Yomiuri Shimbun file photo
The No. 2 reactor at Japan Atomic Power Co.’s Tsuruga power plant in Tsuruga, Fukui Prefecture is seen in May, 2021.

The Nuclear Regulation Authority on Wednesday approved in principle a plan that would allow the economy ministry to extend the operational life of nuclear power plants at intervals of within 10 years, beginning 30 years after the start of their use.

If this system is introduced, the current rules for nuclear power plants — adopted in the wake of the 2011 accident at the Fukushima No. 1 nuclear power plant — which set the operating period at “40 years in principle, extendable to a maximum of 60 years” will be changed, allowing plants to operate for “over 60 years.”

The NRA will compile a draft to amend the Law on the Regulation of Nuclear Source Material, Nuclear Fuel Material and Reactors, which sets the current rules, aiming to have it submitted at an ordinary Diet session next year. At its regular meeting Wednesday, the agency decided that it would discuss whether to formally accept the plan once the Economy, Trade and Industry Ministry has decided on its policy.
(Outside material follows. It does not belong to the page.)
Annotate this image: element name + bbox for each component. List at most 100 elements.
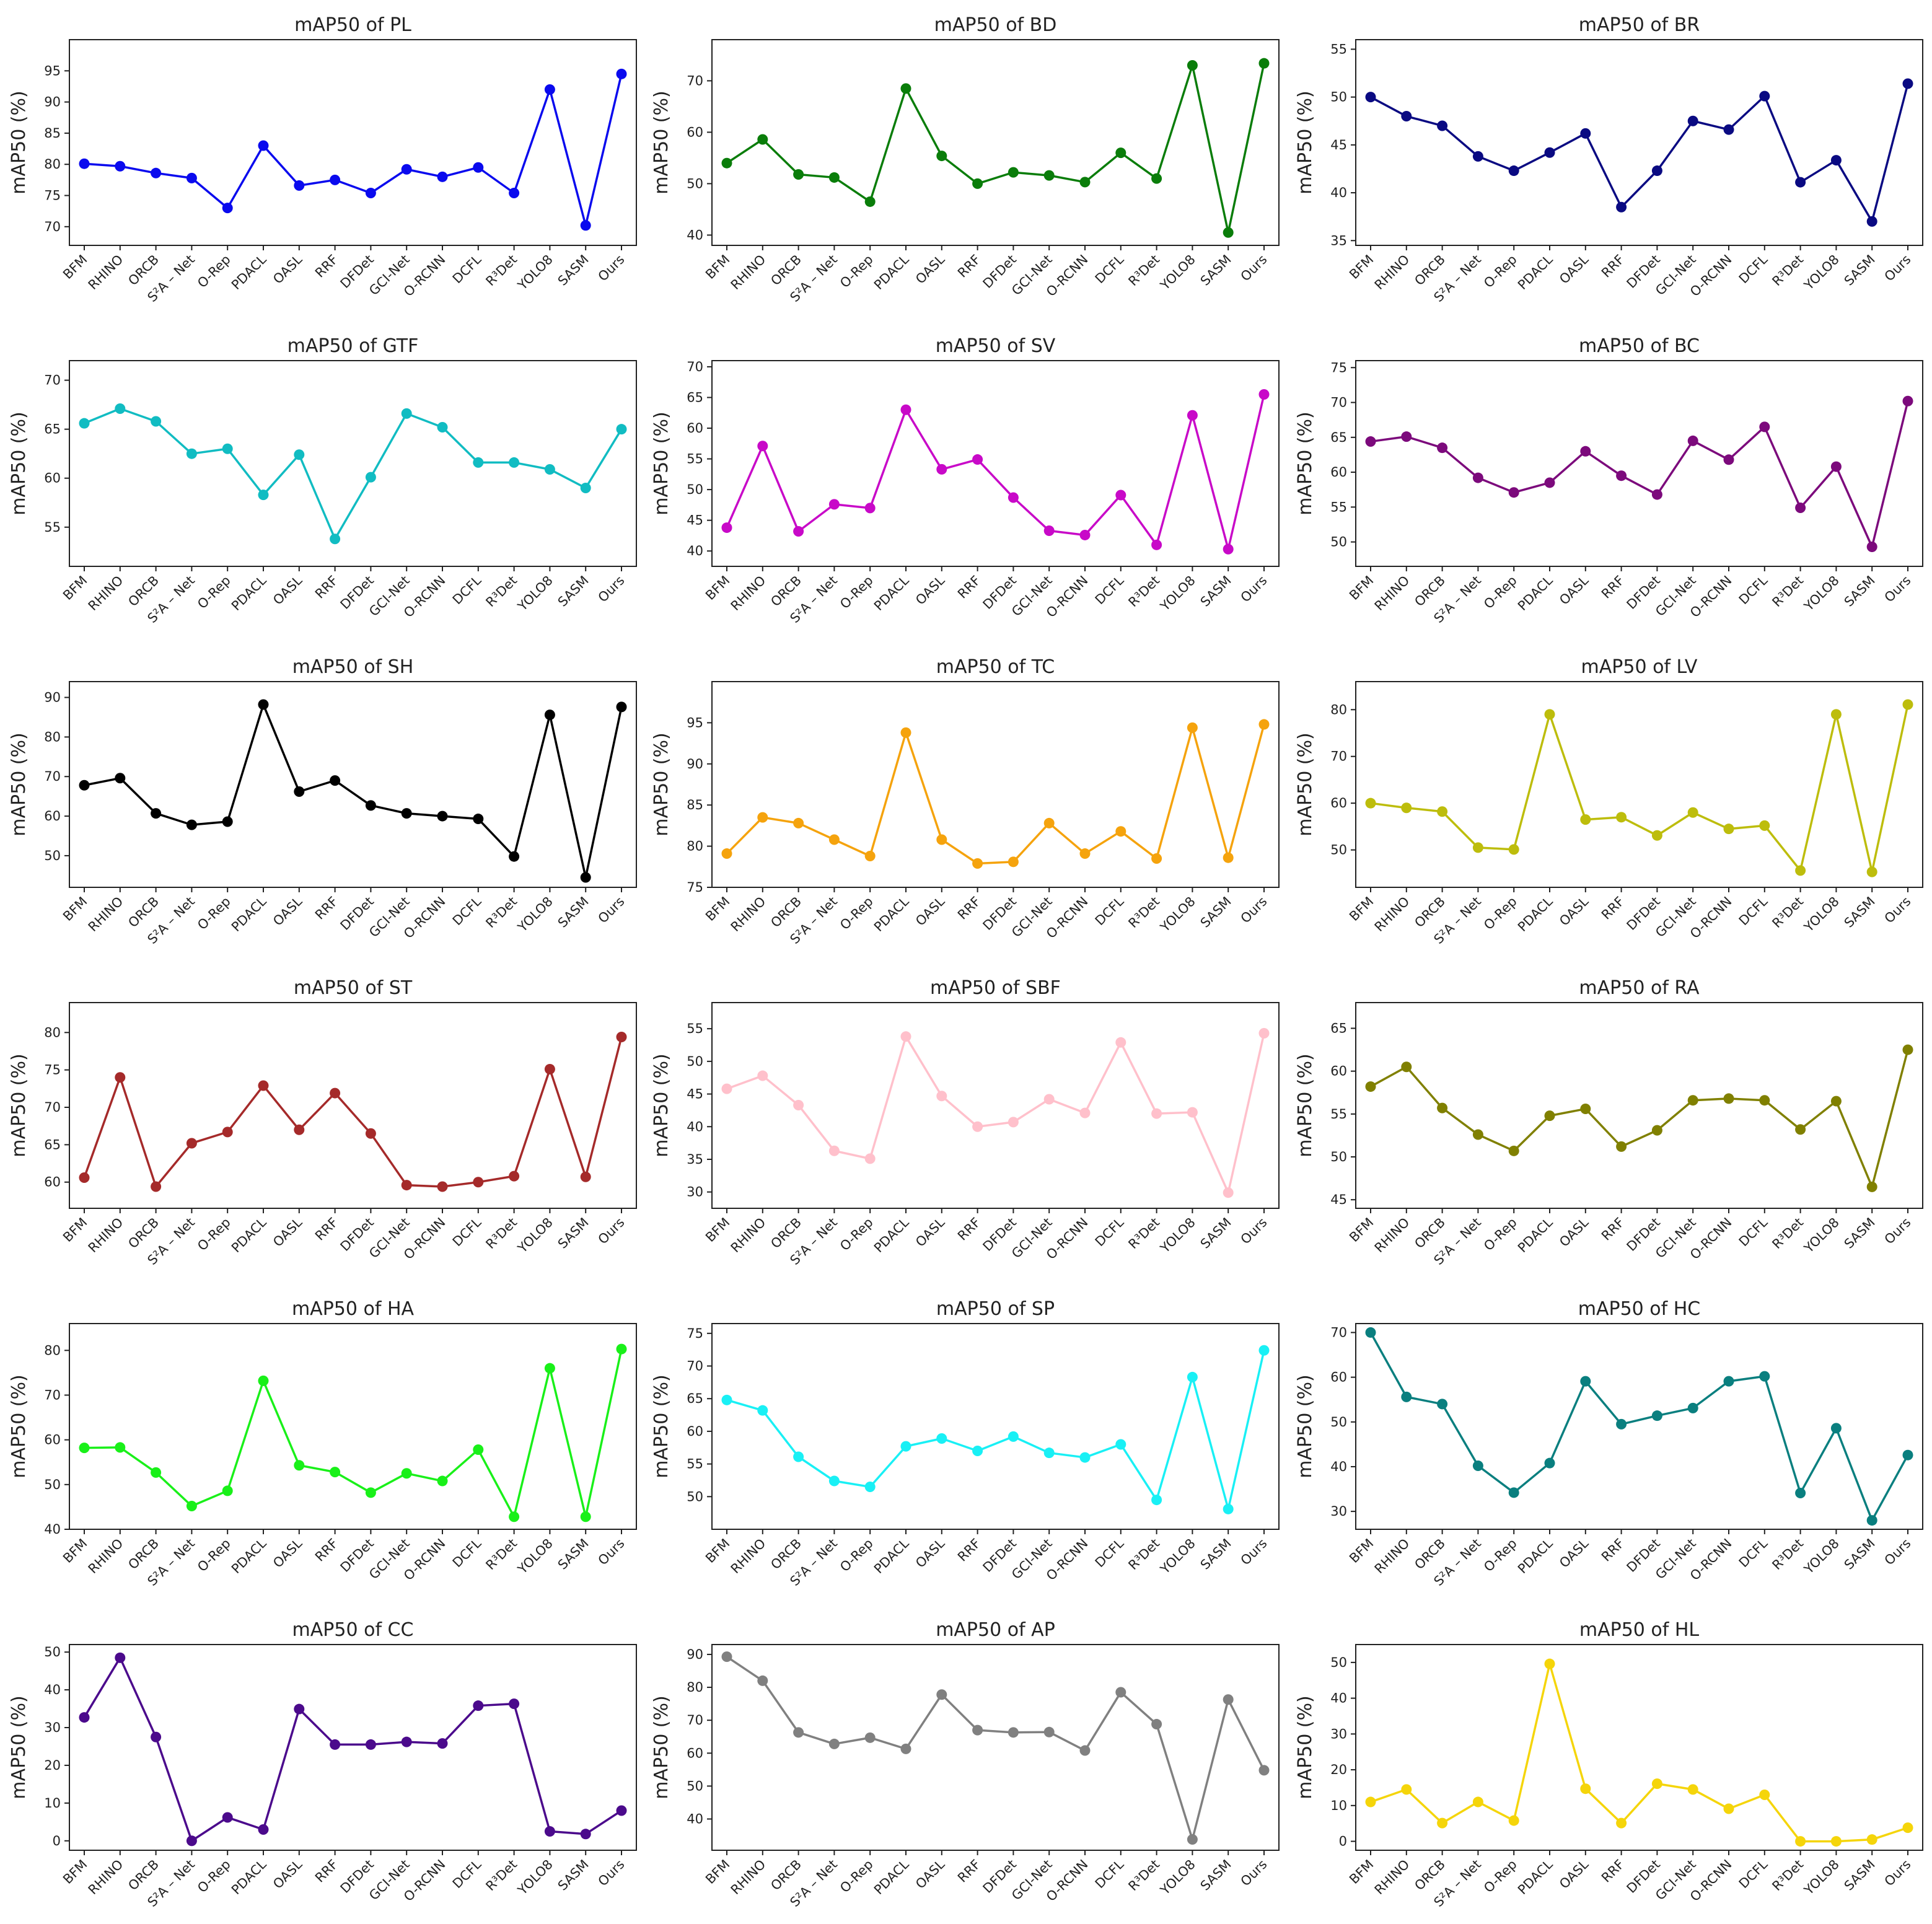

Under the current rules, when a nuclear plant reaches 40 years after the start of its operation, the NRA checks the “hard” aspects of the plant, meaning the safety of key physical facilities such as reactor buildings, and then grants a one-time extension of up to 20 years.

In addition, the watchdog has been taking measures to combat aging every 10 years for nuclear power plants that have been in operation for more than 30 years, by evaluating mainly the “soft” side, such as deterioration of parts, frequency of their replacement and adequacy of maintenance plans.

The NRA’s proposal seeks to unify the screening of the hard and soft sides. After 30 years of operation, nuclear plants will undergo safety inspections in terms of both sides before getting the green light for extended operation. After that, the NRA will check the status of deterioration for each plant, and give approval at intervals of within 10 years. The timing to first get approval for an extension thereby moves forward by 10 years from the current 40 years, and utilities would become able to operate nuclear power plants as long as they receive approval.

In regard to total operational life, the economy ministry is in discussions to decide to either eliminate upper limit, or to set a certain cap but not include periods when a plant is shut down. It will decide on a policy by the end of the year.